Keir Starmer rejected Nigel Farage’s charge of “two-tier policing” at Prime Minister’s Questions on Wednesday and accused him of trying to exploit the murder of Henry Nowak. The prime minister said the student’s family had asked people not to respond “in the way the leader of Reform has responded,” and added that this was a time for “serious work, not rage.”
The exchange landed as MPs grappled with anger after protests in Southampton, where 11 police officers were injured last night. Farage told the Commons that the “anger” seen there could grow worse if trust in the police breaks down, putting the debate squarely at the point where public grief, street disorder and confidence in policing meet.
Nowak’s death has become the latest flashpoint in a wider row over how police language and race-conscious policies shape decision-making. Police chiefs are reviewing the wording of the Police Anti-Racism Commitment document, which aims to ensure “equality of policing outcomes” and says not everyone should be treated “the same”. Starmer said the murder had raised serious questions about how accusations of racism had informed police thinking, but he dismissed the suggestion that Britain’s police forces were operating a two-tier system.

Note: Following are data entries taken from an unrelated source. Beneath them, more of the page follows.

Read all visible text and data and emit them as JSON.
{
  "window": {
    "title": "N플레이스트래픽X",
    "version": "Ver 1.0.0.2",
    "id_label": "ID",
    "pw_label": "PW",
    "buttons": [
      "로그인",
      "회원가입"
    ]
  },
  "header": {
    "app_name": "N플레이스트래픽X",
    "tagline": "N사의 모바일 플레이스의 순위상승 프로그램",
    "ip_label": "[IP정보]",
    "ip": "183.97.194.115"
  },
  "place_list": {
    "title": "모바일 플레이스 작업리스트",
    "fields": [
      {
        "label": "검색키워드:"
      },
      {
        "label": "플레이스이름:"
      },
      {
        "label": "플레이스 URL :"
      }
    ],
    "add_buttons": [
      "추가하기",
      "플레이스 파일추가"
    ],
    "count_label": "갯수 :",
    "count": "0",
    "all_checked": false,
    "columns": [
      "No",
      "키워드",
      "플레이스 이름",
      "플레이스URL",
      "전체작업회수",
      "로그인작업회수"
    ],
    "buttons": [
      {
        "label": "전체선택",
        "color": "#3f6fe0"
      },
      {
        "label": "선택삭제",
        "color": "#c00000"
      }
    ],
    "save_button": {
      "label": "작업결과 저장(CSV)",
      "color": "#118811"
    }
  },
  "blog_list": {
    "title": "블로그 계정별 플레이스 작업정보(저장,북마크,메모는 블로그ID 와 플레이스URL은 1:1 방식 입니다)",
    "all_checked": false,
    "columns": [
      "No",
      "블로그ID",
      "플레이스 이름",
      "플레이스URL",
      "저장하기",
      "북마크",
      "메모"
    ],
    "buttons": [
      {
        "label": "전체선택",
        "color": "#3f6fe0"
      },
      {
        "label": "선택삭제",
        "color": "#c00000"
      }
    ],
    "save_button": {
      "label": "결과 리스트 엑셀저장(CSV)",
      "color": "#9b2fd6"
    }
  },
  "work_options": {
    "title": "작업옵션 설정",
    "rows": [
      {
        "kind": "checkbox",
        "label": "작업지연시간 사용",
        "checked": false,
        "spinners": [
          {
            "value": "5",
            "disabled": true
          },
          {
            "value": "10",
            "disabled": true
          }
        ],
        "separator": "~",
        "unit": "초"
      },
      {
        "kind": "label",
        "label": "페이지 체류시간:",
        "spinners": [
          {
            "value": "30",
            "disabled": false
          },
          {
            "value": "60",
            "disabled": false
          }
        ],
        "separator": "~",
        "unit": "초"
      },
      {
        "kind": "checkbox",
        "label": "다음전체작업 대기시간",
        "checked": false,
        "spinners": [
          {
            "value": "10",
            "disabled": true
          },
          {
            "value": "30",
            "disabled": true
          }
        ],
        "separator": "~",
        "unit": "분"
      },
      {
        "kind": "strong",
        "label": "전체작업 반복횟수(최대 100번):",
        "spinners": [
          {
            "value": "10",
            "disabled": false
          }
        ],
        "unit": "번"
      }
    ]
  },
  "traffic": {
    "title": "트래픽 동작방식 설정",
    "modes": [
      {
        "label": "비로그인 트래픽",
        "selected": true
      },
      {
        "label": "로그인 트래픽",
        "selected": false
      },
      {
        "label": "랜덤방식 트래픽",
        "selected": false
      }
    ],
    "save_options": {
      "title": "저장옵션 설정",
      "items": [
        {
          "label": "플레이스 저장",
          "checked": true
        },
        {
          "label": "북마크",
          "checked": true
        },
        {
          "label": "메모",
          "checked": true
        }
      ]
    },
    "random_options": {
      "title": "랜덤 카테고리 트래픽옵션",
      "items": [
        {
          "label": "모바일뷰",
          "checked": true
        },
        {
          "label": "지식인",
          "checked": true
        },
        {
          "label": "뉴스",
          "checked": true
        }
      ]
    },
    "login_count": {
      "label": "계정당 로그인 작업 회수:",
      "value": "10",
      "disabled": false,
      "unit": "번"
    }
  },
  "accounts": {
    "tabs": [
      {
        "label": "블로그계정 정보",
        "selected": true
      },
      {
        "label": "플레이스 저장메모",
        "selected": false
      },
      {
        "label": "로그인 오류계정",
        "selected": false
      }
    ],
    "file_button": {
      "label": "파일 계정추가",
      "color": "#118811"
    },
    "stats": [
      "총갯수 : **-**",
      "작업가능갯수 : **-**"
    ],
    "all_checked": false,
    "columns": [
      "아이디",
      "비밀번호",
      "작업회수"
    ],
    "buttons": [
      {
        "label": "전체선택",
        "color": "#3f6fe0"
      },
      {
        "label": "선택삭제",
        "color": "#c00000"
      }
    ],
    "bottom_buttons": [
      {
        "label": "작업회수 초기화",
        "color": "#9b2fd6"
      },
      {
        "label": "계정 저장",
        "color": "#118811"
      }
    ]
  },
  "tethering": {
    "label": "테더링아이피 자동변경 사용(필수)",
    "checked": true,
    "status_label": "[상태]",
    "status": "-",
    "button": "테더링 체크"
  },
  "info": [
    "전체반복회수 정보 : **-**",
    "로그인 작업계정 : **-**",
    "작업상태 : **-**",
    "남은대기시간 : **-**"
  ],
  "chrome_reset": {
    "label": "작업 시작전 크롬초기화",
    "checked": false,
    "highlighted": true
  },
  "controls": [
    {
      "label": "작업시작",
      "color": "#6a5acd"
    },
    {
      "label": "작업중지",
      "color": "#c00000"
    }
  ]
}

Farage pressed the prime minister to take action against what he called “two-tier policing”, while Starmer argued the reform leader was using the tragedy for political gain. The prime minister said attacks on officers in Southampton were “disgraceful and completely unacceptable” and warned there was no justification for further disorder. Henry Nowak’s family, meanwhile, had said they wanted his story “to help make our streets safer for everyone” and did not want his murder used to “create further division and tension”.
The family’s words gave the debate a sharp edge that politics could not quite blunt. Their appeal for restraint sat uneasily beside the scenes in Southampton and the accusations traded across the Commons, leaving one unresolved issue in the open: what specific police decisions or language in the handling of Nowak’s murder prompted the claim that the system treats people differently? That answer may matter more than the slogans now circling it, and it comes as the row over policing continues to sit alongside other pressure on the government, from welfare reform to the Conservatives’ complaints about the absence of a bill in the King’s Speech.
Elsewhere in PMQs, Kemi Badenoch said Nowak’s death “must be a wake-up call to the entire country and our institutions that every life matters”, then turned to welfare, questioning why there was no bill in the King’s Speech and citing a £20bn rise in costs since Labour came to office. Starmer said Labour had inherited a “broken system” and was trying to change it so universal credit no longer pushed people away from work. He also defended the government’s stance on business support, saying every pub would get 15% off business rates and that bills would be frozen in real terms for two years, while VAT on children’s meals in restaurants was being cut as part of savings set out two weeks ago.
The Commons exchange suggests the government is not trying to close the policing row so much as contain it. With police chiefs still reviewing the language around the anti-racism commitment and no deadline or outcome yet set, the next question is whether that review can calm the argument before it hardens into another test of public trust.